E por que as religiões afro-indígenas brasileiras são intoleradas pelos que professam o racismo religioso? Há várias respostas, mas tratarei da perspectiva que vejo no Tambor de Mina, religião surgida no Maranhão, fundada por Ná Agotimé, uma rainha africana, escravizada, que teria fundado a Casas das Minas[i]. Para Mundicarmo Ferretti, no Tambor de Mina são cultuados voduns e orixás, gentis e caboclos. Contudo, há uma expressão que chama bastante atenção na Mina: a encantaria.

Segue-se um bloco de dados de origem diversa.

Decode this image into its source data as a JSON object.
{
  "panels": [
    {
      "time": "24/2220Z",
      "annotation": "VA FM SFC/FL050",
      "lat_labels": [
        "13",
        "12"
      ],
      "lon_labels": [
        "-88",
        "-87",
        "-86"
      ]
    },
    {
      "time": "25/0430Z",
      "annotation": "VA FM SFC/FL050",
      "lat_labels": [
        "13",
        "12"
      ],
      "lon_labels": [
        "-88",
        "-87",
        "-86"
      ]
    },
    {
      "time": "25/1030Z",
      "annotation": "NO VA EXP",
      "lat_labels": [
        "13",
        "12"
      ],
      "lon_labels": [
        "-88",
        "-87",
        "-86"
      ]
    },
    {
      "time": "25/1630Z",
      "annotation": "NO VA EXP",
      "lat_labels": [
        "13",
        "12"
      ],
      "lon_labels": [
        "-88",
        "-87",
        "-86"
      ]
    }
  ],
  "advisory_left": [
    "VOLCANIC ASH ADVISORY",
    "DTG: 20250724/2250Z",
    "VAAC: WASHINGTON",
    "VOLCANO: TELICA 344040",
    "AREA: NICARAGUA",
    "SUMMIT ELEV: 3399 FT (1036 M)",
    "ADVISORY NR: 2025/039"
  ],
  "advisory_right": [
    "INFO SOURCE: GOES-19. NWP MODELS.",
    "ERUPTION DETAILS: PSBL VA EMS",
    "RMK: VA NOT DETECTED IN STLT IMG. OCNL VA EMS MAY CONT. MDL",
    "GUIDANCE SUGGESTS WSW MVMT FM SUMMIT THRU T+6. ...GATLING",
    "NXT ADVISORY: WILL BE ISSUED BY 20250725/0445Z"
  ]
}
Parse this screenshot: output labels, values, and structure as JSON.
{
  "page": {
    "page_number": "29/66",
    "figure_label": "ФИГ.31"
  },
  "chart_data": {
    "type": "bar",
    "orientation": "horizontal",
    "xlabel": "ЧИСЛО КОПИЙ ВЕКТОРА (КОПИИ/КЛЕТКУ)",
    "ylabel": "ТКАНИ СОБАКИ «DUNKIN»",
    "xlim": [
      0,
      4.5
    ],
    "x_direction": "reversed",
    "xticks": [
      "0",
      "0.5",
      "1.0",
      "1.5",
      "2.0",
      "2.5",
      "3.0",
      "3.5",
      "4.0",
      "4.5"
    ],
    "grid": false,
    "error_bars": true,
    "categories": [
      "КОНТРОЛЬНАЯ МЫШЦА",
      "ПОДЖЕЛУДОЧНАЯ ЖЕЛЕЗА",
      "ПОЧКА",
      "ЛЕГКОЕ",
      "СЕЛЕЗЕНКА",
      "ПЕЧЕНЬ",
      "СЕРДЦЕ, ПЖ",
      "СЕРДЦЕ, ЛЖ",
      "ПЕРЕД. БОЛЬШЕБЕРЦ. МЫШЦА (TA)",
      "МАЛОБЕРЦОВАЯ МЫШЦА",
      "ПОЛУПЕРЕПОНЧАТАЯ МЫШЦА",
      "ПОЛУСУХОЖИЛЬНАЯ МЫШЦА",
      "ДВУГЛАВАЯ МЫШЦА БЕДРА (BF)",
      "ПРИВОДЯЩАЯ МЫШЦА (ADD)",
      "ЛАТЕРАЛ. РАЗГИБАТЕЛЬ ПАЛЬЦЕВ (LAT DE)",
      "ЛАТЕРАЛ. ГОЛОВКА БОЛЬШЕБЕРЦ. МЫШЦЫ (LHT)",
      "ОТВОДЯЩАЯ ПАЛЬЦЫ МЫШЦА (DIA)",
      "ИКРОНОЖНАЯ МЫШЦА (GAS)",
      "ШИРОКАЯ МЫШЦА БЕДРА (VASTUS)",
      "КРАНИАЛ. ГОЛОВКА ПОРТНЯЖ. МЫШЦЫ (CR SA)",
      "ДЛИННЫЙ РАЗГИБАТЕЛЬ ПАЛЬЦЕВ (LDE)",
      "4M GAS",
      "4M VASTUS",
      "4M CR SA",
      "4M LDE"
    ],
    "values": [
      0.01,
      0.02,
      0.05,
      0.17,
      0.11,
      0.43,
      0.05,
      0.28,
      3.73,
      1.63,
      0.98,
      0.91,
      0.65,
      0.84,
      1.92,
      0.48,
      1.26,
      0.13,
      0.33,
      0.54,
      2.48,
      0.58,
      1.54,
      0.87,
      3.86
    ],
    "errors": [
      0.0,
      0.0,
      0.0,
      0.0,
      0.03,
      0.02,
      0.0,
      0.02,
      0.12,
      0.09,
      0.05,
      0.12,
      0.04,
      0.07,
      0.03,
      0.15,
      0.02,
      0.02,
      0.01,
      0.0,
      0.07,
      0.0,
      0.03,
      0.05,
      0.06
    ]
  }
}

O que mais incomoda os fundamentalistas, ferindo de morte o princípio constitucional da liberdade religiosa (art. 5º, VI), deve ser o encantamento que as religiões afro-indígenas transmitem. Não se trata só de religação, mas “encantar-se” com a ancestralidade e consequentemente com suas próprias vidas terrenas, passadas e presentes.

Conheci o Tambor de Mina através de Pai Itaparandi, da Casa Pedra de Encantaria (Ilê Axé Otá Olé). Percebi que não se trata só de religião, porém de filosofia, sociabilidade, comunidade aquilombada, e cultura que transpira a ancestralidade mediada pelos fluxos da diáspora. Max Weber dizia que o mundo estava em desencanto, enquanto Nietzsche só acreditaria em um Deus que pudesse dançar.

Na Mina, os voduns e encantados/as descem no terreiro de chão batido para juntar-se aos seus. Humanos e divindades reverenciam a vida e a sua capacidade transformadora através da dança que promove encantamento. Esse direito tão singelo de “dançar” e celebrar o poder da vida, de encantar-se com as divindades é intolerado pelos fundamentalistas, os quais não suportam a inquestionabilidade de suas verdades terrenas e fragilidades teológicas.

 

Nesse sentido, uma religião que lida com a encantaria, celebra os sons dos tambores, acolhe os coloridos do bumba-meu-boi e regozija a corporalidade do tambor-de-crioula, torna-se ameaça a dogmas sedimentados e verdades únicas e enclausuradoras dos homens[ii]. Jesus, demasiadamente humano, disse que se conhecêssemos a verdade esta nos libertaria. Já Padre Antônio Vieira dizia “Resolvi-lhe a vous dizer uma só verdade: mas que verdade será esta? Não gastemos tempo: a verdade que vos digo é que no Maranhão não há verdade”.

Vieira devia saber que a verdade é facilmente manipulável pelos homens, tanto que formulou toda uma justificação teológica, envolvendo até a Imaculada Santa Maria, para justificar a escravidão. Quem sabe a verdade que liberta seja descobrir que no campo sagrado há mais incertezas do que verdades: apenas um princípio leva à verdade que pode conectar todas/es/os, o amor um/a ao outro/a, assim como Ele nos amou e tolerou.

Se há amor, há encantamento e ambos dissipam as intolerâncias alicerçadas nos pactos de opressivos de masculinidade, branquitude, classicismo etc. Desconfio que o maior medo dos intolerantes é, em mundo desencantado pelo consumo e acumulação, defrontar-se com religiões que vivenciam o encantamento dos indivíduos consigo mesmos, a ancestralidade, a natureza, a comunidade etc., pois, após o catolicismo ter avalizado a colonização, como explicou Weber, a ética protestante foi fundamental para a ascensão do capitalismo.

Dessa forma, encantar-se constitui direito daqueles que acreditam que podem se conectar com o transcendental e divindades aqui mesmo. Ao Estado, por sua vez, é essencial prevenir e coibir quaisquer intolerâncias, sabidamente racializadas, pois o próprio Jesus, em seu encantamento com todes e afirmando o princípio jurídico da laicidade, vigente desde o Decreto 119-A/1890 e Constituição de 1891, já dizia que os assuntos divinos não devem se confundir com os estatais.

Pelo dever de menos intolerância e direito de mais encantamento!


[i] VERGER, Pierre. Uma rainha africana mãe de santo em São Luís. Revista USP, São Paulo, p. 152-158, jun./ago. 1990.

[ii] Uso “homens” para evidenciar o caráter patriarcal e masculino da questão.